3 Sum Closest

Problem

Given an array S of n integers, find three integers in S such that the sum is closest to a given number, target. Return the sum of the three integers.

Analysis

思路，类似于 3 Sum 问题，不同之处在于寻找与target的绝对值最小的数；同样可以利用two pointers，对于 a + b + c 中的 b, c 来作为两个指针，a 为 num[i], 那么b初始值则为 num[i + 1], c初始值为num[len - 1]; 通过比较每次 a + b + c 的sum与target的大小，来确定移动b，或者移动c。

Solution

public class Solution {
    /**
    * @param numbers: Give an array numbers of n integer
    * @param target : An integer
    * @return : return the sum of the three integers, the sum closest target.
    */
    public int threeSumClosest(int[] numbers,int target) {
        if (numbers == null || numbers.length < 3) {
            return Integer.MAX_VALUE;
        }

        Arrays.sort(numbers);

        int diff = Integer.MAX_VALUE / 2;
        int length = numbers.length;
        int sign = 1;

        for (int i = 0; i < length - 2; i++) {
            int pl = i + 1;
            int pr = length - 1;

            while (pl < pr) {
                int sum = numbers[i] + numbers[pl] + numbers[pr];
                if (sum == target) {
                    return sum;
                } else if (sum < target) {
                    if (target - sum < diff) {
                        diff = target - sum;
                        sign = -1;
                    }
                    pl++;
                } else {
                    if (sum - target < diff) {
                        diff = sum - target;
                        sign = 1;
                    }
                    pr--;
                }
            }
        }
        return target + sign * diff;
    }

}

Two Pointer - Use Math.abs() - (10ms, 78.40%)

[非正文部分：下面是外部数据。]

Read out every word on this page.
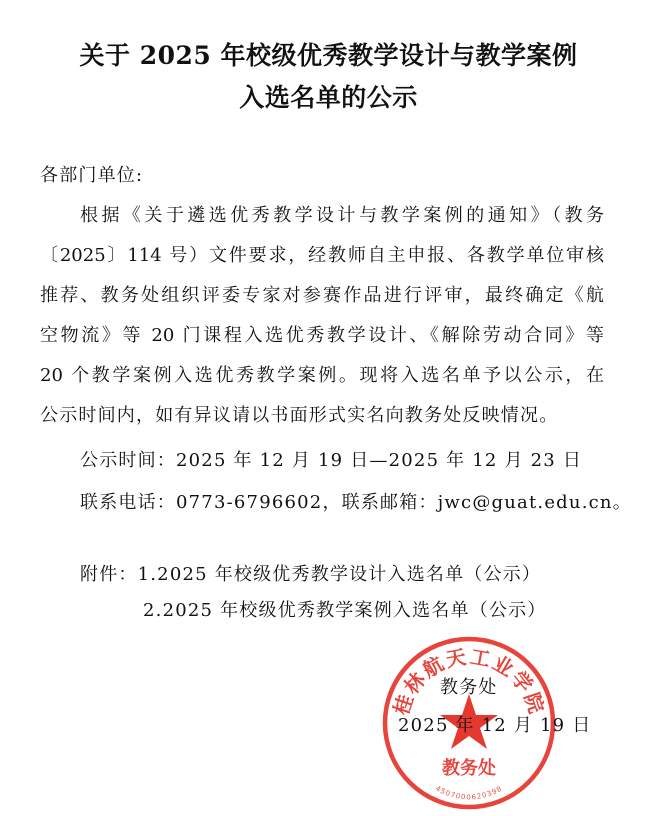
关于 2025 年校级优秀教学设计与教学案例
入选名单的公示
各部门单位:
根据《关于遴选优秀教学设计与教学案例的通知》（教务
〔2025〕114 号）文件要求，经教师自主申报、各教学单位审核
推荐、教务处组织评委专家对参赛作品进行评审，最终确定《航
空物流》等 20 门课程入选优秀教学设计、《解除劳动合同》等
20 个教学案例入选优秀教学案例。现将入选名单予以公示，在
公示时间内，如有异议请以书面形式实名向教务处反映情况。
公示时间：2025 年 12 月 19 日—2025 年 12 月 23 日
联系电话：0773-6796602，联系邮箱：jwc@guat.edu.cn。
附件：1.2025 年校级优秀教学设计入选名单（公示）
2.2025 年校级优秀教学案例入选名单（公示）
桂林航天工业学院
教务处
4507000620398
教务处
2025 年 12 月 19 日
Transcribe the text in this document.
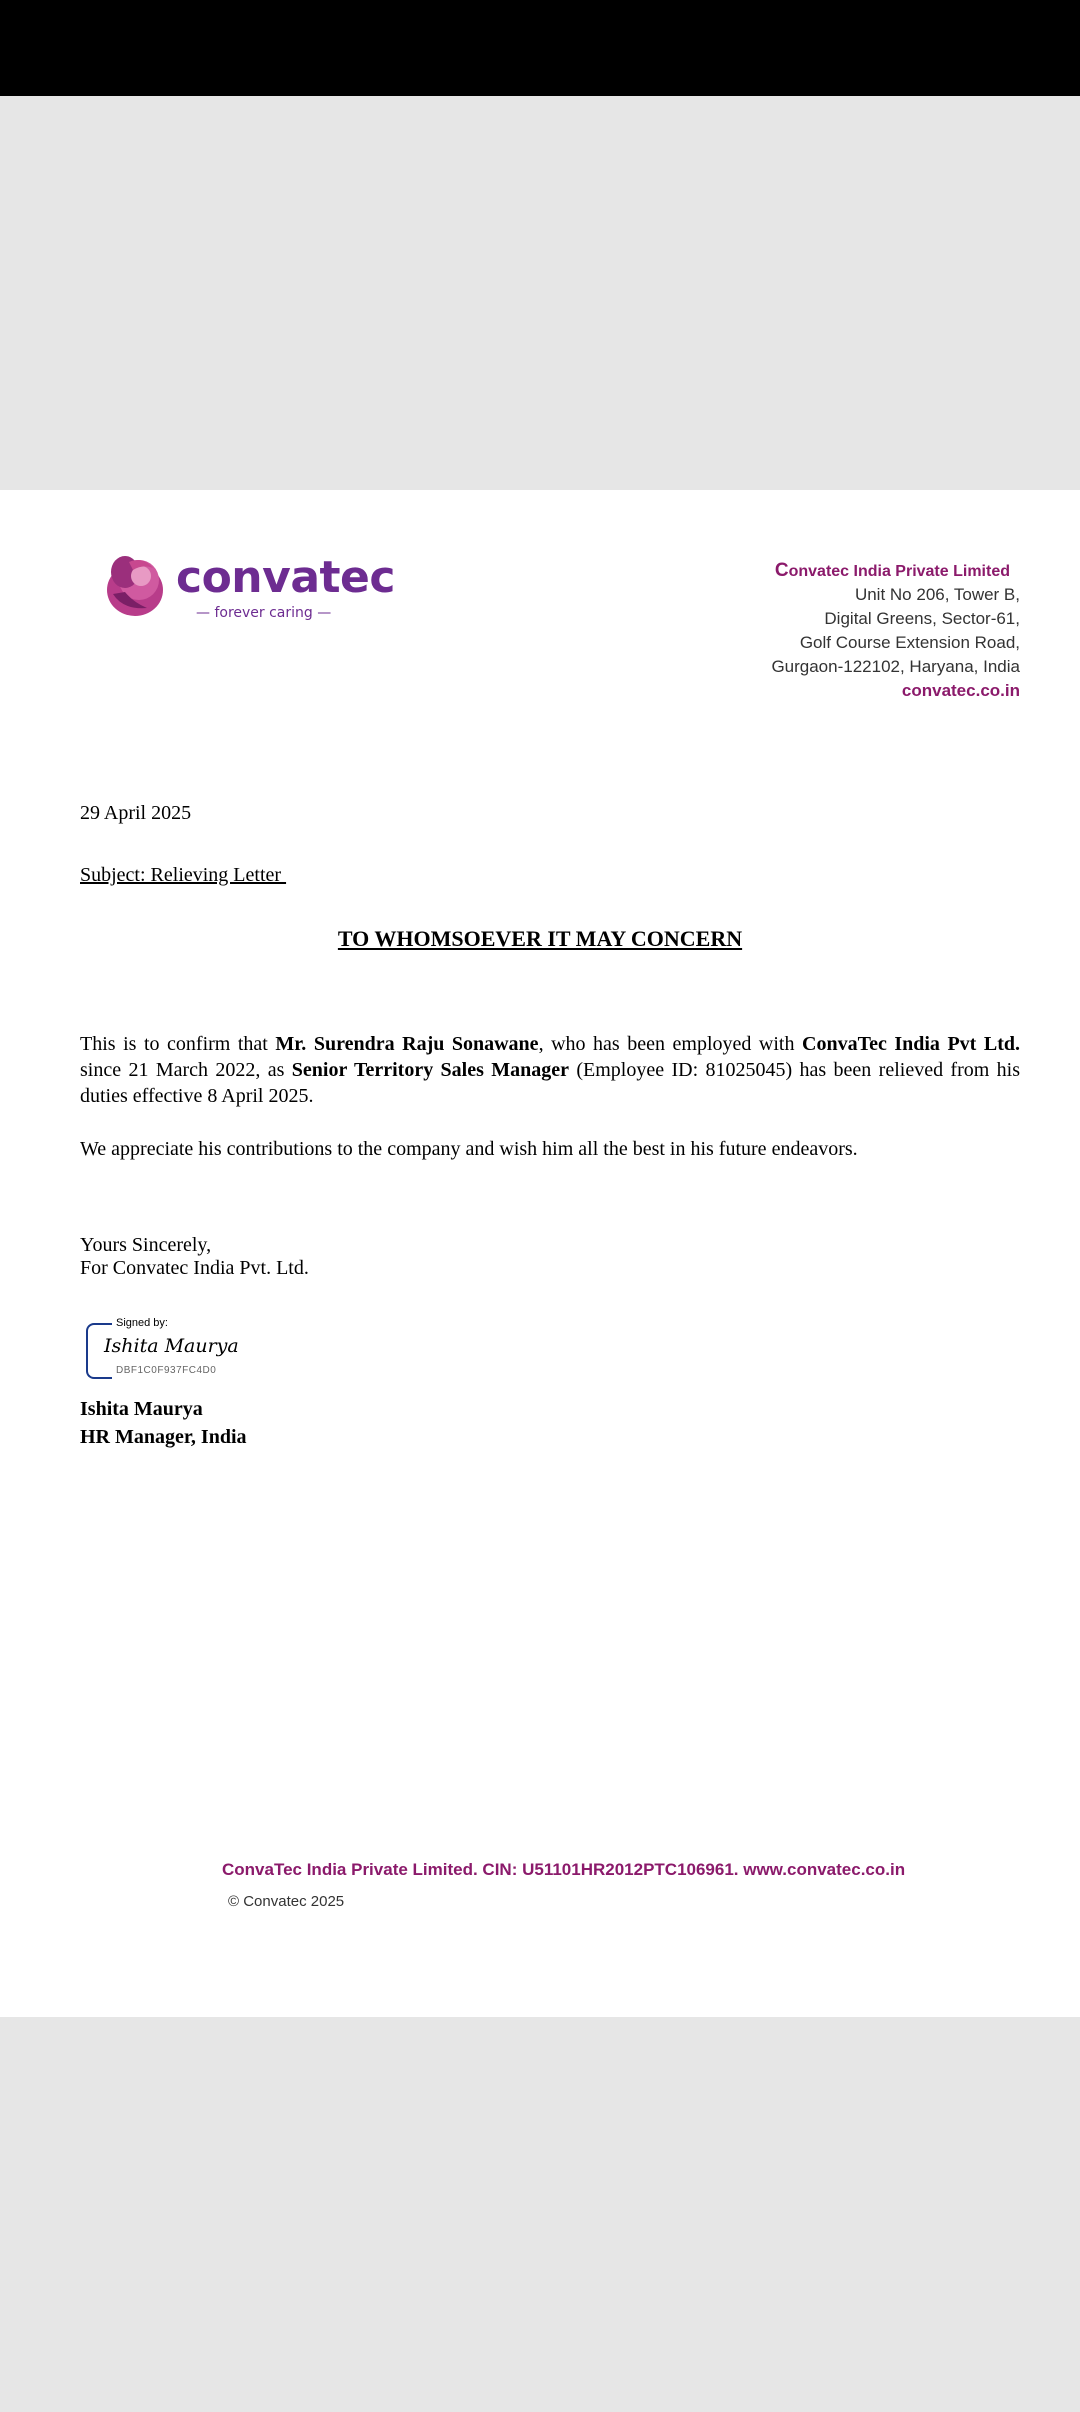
convatec
— forever caring —
Convatec India Private Limited
Unit No 206, Tower B,
Digital Greens, Sector-61,
Golf Course Extension Road,
Gurgaon-122102, Haryana, India
convatec.co.in
29 April 2025
Subject: Relieving Letter
TO WHOMSOEVER IT MAY CONCERN
This is to confirm that Mr. Surendra Raju Sonawane, who has been employed with ConvaTec India Pvt Ltd. since 21 March 2022, as Senior Territory Sales Manager (Employee ID: 81025045) has been relieved from his duties effective 8 April 2025.
We appreciate his contributions to the company and wish him all the best in his future endeavors.
Yours Sincerely,
For Convatec India Pvt. Ltd.
Signed by:
Ishita Maurya
DBF1C0F937FC4D0
Ishita Maurya
HR Manager, India
ConvaTec India Private Limited. CIN: U51101HR2012PTC106961. www.convatec.co.in
© Convatec 2025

// Use Math.abs(), two pointers
class Solution {
    public int threeSumClosest(int[] numbers, int target) {
        if (numbers == null || numbers.length < 3) {
            return Integer.MAX_VALUE;
        }

        Arrays.sort(numbers);

        int length = numbers.length;
        int closest = Integer.MAX_VALUE / 2;

        for (int i = 0; i < length - 2; i++) {
            int pl = i + 1;
            int pr = length - 1;

            while (pl < pr) {
                int sum = numbers[i] + numbers[pl] + numbers[pr];
                if (sum == target) {
                    return sum;
                } else if (sum < target) {
                    pl++;
                } else {
                    pr--;
                }
                closest = Math.abs(sum - target) < Math.abs(closest - target) ?
                    sum : closest;
            }
        }
        return closest;
    }
}

Two Pointer - (11ms 65.24%) - Time O(n^2), Space O(1)

基于3Sum，别忘了，先sort这个数组。

外层i = 0, ... , nums.length - 2;内层j = i + 1, k = nums.length - 1，这样再根据nums[j] + nums[k] vs target - nums[i]的比较，来移动j或者k指针。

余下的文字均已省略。